Mehran Karimi Nasseri died of a heart attack in Terminal 2F at the airport this afternoon, according to an official of the Paris Airport Authority. The official said that the police and a medical team treated him but were unable to save him. The official is not authorized to reveal his name.

Nasseri lived in Terminal 1 at the airport from 1988 until 2006, initially in legal trouble because he lacked residency papers and later by his own obvious choice.

Year after year, he slept on a red plastic bench, made friends with airport workers, bathed in staff facilities, wrote in his diaries, read magazines, and surveyed travelers in transit.

An Iranian man whose experience inspired Spielberg "station" He died at Paris airport
File- August 5, 2004, photo of Mehran Karimi Nasseri, originally from Iran, at Charles de Gaulle Airport in Paris.

Eric Fouger/VIP Images/Corbis/Getty Images


The crew called him Lord Alfred, and he became a celebrity among the passengers.

“Eventually, I’m leaving the airport,” he told the Associated Press in 1999, smoking a pipe on his seat, looking frail with his long, fluffy hair, sunken eyes and hollow cheeks. “But I’m still waiting for a passport or transit visa.”

Nasseri was born in 1945 in Suleiman, a part of Iran under British jurisdiction at the time, to an Iranian father and a British mother. He left Iran to study in England in 1974. When he returned, he said, he was imprisoned for protesting against the Shah and expelled without a passport.

He applied for political asylum in several countries in Europe. UNHCR Belgium granted him credentials as a refugee, but he said his bag containing the refugee certificate was stolen at a Paris train station.

The French police arrested him later, but could not deport him anywhere because he did not have official documents. He ended up at Charles de Gaulle in August 1988 and stayed.

More bureaucratic blunders and increasingly strict European immigration laws kept him in a no-man’s-land for years.

When he finally got asylum papers, he described his surprise and insecurity at leaving the airport. He reportedly refused to sign it, and ended up staying there several more years until he was hospitalized in 2006, later living in an asylum in Paris.

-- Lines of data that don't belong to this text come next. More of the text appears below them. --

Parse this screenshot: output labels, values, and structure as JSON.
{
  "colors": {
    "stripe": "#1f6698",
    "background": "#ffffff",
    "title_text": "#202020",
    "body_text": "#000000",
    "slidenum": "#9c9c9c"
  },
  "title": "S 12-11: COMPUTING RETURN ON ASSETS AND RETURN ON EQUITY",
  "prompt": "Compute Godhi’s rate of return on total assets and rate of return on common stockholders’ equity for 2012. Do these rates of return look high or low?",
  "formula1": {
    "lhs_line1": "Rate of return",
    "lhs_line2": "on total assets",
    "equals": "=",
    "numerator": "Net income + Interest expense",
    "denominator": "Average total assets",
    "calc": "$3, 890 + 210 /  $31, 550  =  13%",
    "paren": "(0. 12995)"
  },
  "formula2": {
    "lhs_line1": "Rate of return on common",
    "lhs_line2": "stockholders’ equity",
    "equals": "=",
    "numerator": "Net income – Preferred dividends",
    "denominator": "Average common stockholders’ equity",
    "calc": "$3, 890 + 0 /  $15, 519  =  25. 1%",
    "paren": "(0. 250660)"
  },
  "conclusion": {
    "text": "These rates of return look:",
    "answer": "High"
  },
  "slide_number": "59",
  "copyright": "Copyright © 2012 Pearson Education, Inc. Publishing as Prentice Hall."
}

Those who befriended him at the airport said that years of living in a windowless space affected his mental state. The airport doctor in the 1990s was concerned about his physical and mental health, calling him “petrified here”. A friend of the ticket agent likened him to a prisoner unable to “live abroad”.

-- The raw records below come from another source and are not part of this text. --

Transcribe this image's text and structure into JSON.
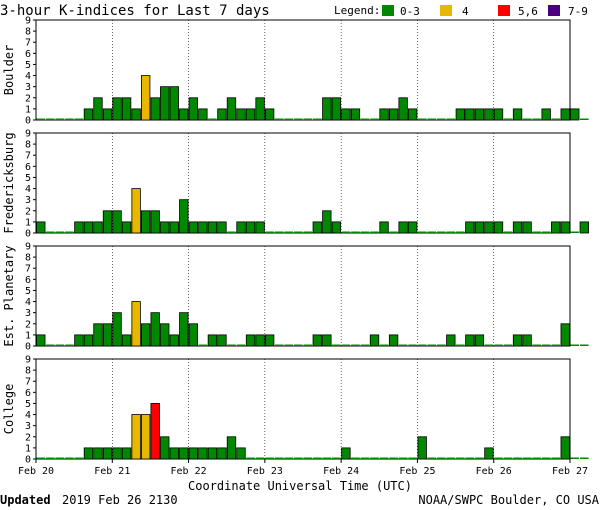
{
  "title": "3-hour K-indices for Last 7 days",
  "legend": {
    "label": "Legend:",
    "items": [
      {
        "label": "0-3",
        "color": "#008800"
      },
      {
        "label": "4",
        "color": "#e8b800"
      },
      {
        "label": "5,6",
        "color": "#ff0000"
      },
      {
        "label": "7-9",
        "color": "#4b0082"
      }
    ]
  },
  "footer": {
    "updated_label": "Updated",
    "updated_value": "2019 Feb 26 2130",
    "source": "NOAA/SWPC Boulder, CO USA"
  },
  "chart_data": {
    "type": "bar",
    "xlabel": "Coordinate Universal Time (UTC)",
    "x_ticks": [
      "Feb 20",
      "Feb 21",
      "Feb 22",
      "Feb 23",
      "Feb 24",
      "Feb 25",
      "Feb 26",
      "Feb 27"
    ],
    "ylim": [
      0,
      9
    ],
    "y_ticks": [
      "0",
      "1",
      "2",
      "3",
      "4",
      "5",
      "6",
      "7",
      "8",
      "9"
    ],
    "bins_per_day": 8,
    "panels": [
      {
        "name": "Boulder",
        "values": [
          0,
          0,
          0,
          0,
          0,
          1,
          2,
          1,
          2,
          2,
          1,
          4,
          2,
          3,
          3,
          1,
          2,
          1,
          0,
          1,
          2,
          1,
          1,
          2,
          1,
          0,
          0,
          0,
          0,
          0,
          2,
          2,
          1,
          1,
          0,
          0,
          1,
          1,
          2,
          1,
          0,
          0,
          0,
          0,
          1,
          1,
          1,
          1,
          1,
          0,
          1,
          0,
          0,
          1,
          0,
          1,
          1,
          0
        ]
      },
      {
        "name": "Fredericksburg",
        "values": [
          1,
          0,
          0,
          0,
          1,
          1,
          1,
          2,
          2,
          1,
          4,
          2,
          2,
          1,
          1,
          3,
          1,
          1,
          1,
          1,
          0,
          1,
          1,
          1,
          0,
          0,
          0,
          0,
          0,
          1,
          2,
          1,
          0,
          0,
          0,
          0,
          1,
          0,
          1,
          1,
          0,
          0,
          0,
          0,
          0,
          1,
          1,
          1,
          1,
          0,
          1,
          1,
          0,
          0,
          1,
          1,
          0,
          1
        ]
      },
      {
        "name": "Est. Planetary",
        "values": [
          1,
          0,
          0,
          0,
          1,
          1,
          2,
          2,
          3,
          1,
          4,
          2,
          3,
          2,
          1,
          3,
          2,
          0,
          1,
          1,
          0,
          0,
          1,
          1,
          1,
          0,
          0,
          0,
          0,
          1,
          1,
          0,
          0,
          0,
          0,
          1,
          0,
          1,
          0,
          0,
          0,
          0,
          0,
          1,
          0,
          1,
          1,
          0,
          0,
          0,
          1,
          1,
          0,
          0,
          0,
          2,
          0,
          0
        ]
      },
      {
        "name": "College",
        "values": [
          0,
          0,
          0,
          0,
          0,
          1,
          1,
          1,
          1,
          1,
          4,
          4,
          5,
          2,
          1,
          1,
          1,
          1,
          1,
          1,
          2,
          1,
          0,
          0,
          0,
          0,
          0,
          0,
          0,
          0,
          0,
          0,
          1,
          0,
          0,
          0,
          0,
          0,
          0,
          0,
          2,
          0,
          0,
          0,
          0,
          0,
          0,
          1,
          0,
          0,
          0,
          0,
          0,
          0,
          0,
          2,
          0,
          0
        ]
      }
    ]
  }
}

The airport official said Nasseri was again living in Charles de Gaulle in the weeks before his death.

Nasseri’s incredible tale inspired the 2004 film The Terminal starring Tom Hanks, as well as a French film Lost in Transit and an opera called Flight Flight.

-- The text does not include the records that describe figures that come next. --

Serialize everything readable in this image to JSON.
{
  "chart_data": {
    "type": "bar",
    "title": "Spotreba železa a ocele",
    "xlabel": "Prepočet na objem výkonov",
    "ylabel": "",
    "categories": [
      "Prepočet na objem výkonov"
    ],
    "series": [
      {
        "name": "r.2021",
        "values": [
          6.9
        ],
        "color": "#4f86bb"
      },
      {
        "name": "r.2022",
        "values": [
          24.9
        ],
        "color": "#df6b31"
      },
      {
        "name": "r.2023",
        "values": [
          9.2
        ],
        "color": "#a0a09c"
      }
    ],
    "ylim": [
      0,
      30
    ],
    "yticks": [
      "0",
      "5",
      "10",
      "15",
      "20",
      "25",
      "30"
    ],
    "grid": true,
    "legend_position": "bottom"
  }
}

In The Terminal, Hanks plays Victor Navorsky, a man who arrives at New York’s JFK Airport from the fictional eastern European country of Krakossia and discovers that an overnight political revolution has nullified all of his travel papers. Victor is thrown into the international airport terminal and told that he must stay there until his situation is settled, which continues as the unrest continues in Krakowski.

No information was immediately available on survivors.